Oireachtas Joint and Select Committees

Wednesday, 5 July 2023

Joint Oireachtas Committee on Social Protection

Public Service Performance Report 2022: Department of Social Protection

Photo of Denis NaughtenDenis Naughten (Roscommon-Galway, Independent) | Oireachtas source

I accept that this is a juggling measure the Department has to do in respect of the limit. The point I am making and made at the start is that the Department does have the statistics. Ultimately, however, this is supposed to ensure we are satisfied that the money being spent is being spent in an appropriate manner. The committee does believe that that is the case but we do not believe that the statistics being used here and the targets clearly reflect the activity from the Department's point of view such that that then makes it easy for us to measure how that is happening and whether it is improving or disimproving. We would like to engage with the Department on what that basket of figures that goes into the Department of Public Expenditure, National Development Plan Delivery and Reform report actually is. We are anxious to engage with the Department of Social Protection on that because I think it is more reflective of what is actually happening.
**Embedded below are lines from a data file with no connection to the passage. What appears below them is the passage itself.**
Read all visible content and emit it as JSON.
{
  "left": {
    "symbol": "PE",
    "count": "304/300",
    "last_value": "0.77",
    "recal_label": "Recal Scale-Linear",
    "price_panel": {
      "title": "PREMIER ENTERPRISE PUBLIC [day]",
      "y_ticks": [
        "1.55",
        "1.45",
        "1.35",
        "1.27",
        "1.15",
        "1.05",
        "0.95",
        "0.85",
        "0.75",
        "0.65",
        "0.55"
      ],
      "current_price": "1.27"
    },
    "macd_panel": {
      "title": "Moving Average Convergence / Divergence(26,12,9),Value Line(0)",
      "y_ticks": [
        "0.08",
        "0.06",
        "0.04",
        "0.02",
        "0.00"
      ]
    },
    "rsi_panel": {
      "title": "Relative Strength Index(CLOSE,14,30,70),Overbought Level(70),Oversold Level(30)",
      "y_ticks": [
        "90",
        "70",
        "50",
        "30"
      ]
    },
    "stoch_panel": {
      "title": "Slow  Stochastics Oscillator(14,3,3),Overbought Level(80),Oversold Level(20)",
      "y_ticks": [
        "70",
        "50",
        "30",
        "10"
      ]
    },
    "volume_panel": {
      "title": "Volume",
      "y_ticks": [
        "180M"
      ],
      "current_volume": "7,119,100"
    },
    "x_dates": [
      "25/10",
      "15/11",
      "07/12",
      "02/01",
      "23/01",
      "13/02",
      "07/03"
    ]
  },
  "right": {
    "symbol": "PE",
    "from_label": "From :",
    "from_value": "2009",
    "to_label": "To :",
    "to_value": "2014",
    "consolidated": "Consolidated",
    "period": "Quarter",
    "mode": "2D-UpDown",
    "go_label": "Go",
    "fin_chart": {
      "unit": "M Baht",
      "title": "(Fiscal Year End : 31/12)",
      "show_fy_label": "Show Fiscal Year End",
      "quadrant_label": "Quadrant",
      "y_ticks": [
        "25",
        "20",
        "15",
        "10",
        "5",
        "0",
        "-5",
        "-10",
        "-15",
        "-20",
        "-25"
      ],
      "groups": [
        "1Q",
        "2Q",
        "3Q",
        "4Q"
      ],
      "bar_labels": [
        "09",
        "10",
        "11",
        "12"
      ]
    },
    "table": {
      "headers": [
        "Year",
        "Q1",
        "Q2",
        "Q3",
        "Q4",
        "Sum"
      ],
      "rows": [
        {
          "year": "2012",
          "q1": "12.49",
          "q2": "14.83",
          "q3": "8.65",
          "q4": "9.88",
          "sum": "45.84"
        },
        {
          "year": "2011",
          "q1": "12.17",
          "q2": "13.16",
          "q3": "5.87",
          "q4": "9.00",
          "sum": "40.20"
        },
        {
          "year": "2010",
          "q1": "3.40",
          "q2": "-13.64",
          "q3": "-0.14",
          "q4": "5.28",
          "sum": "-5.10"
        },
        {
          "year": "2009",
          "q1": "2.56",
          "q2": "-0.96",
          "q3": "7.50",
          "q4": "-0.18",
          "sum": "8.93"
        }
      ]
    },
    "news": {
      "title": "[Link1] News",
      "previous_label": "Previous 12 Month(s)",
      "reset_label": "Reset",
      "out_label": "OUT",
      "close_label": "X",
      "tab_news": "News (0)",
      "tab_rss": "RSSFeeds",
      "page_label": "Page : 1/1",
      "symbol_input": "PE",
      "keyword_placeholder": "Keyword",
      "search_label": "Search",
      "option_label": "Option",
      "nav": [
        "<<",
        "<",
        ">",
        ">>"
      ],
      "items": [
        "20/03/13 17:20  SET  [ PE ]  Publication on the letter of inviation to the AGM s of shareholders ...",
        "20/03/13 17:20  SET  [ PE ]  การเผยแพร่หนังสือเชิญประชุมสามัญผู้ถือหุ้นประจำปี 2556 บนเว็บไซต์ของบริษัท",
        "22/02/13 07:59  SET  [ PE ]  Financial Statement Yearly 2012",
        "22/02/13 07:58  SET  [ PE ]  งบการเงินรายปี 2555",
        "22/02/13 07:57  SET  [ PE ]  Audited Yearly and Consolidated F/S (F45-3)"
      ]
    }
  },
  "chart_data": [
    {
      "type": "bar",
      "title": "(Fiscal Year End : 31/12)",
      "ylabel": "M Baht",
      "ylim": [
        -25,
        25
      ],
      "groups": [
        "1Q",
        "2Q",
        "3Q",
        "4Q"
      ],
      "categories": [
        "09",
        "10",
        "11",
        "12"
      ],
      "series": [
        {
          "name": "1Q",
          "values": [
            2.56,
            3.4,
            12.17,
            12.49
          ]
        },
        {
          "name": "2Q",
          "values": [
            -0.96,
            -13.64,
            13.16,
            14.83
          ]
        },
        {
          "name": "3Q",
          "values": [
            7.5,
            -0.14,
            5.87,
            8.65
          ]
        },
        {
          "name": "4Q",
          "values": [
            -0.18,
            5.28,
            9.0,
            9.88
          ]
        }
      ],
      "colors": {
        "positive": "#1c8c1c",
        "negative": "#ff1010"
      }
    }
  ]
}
I will move on to some of the statistics in front of us. If we take the overall deprivation index and compare year to year, it is very hard to see a trend, and there can be blips and so forth. If, however, you look at the deprivation index over the last six years, it has gone from 8.4% to 12%. That is a 42% increase over those six years, when a substantial amount of public funding has been put in. As was said, that is not reflective of the massive jump in inflation we have seen over the past 12 to 18 months. I accept that it does not take into account the one-off social welfare payments we had last year either, but it is before the significant jump we have had in the cost of living in this country, yet deprivation for retired people has gone up by 42% over that period. I think it is something we as a committee need to be conscious of. Not all these issues can be solved within the Department of Social Protection.

I want to turn to supplementary welfare allowance on the additional needs payments because I was surprised, Mr. Egan, that you made the point earlier that the number of applications are comparable with 2018-19, considering that the cost of living, including the cost of heating, has gone up significantly and considering that the Department has actively sought applications through making a single phone line available towards advertising these issues and from the evidence we as Members of the Oireachtas are getting in respect of people in financial difficulty. I refer to the evidence the committee is receiving from the likes of the Society of St. Vincent de Paul. It concerns me that that is the case. I am not disputing the figures, but it concerns me. That particular benchmark for us as a committee would be more reflective of what is actually happening and its real impact.

If we may turn to one figure in that regard, that is, the percentage of people unable to keep a home adequately warmed, between 2017 and 2022 that has changed.

The number of people who could not keep their home adequately warm increased by 64% between 2017 and 2022, yet we are being told that the numbers of applications in these years were comparable. That is a worry. These figures flag to me that something in the system is failing. The Secretary General addressed the committee on the community welfare officer, CWO, service, which clearly needs to be looked at again. I ask Mr. Egan to comment on those statistics.

My final question is for Mr. Corcoran. This committee also deals with community and rural development and deprivation indexes. We know from the evidence we are receiving that there is a bigger problem in rural areas because fuel costs have a disproportionate impact on people living in these areas. Is it possible to break down some of these statistics based on an urban versus rural categorisation?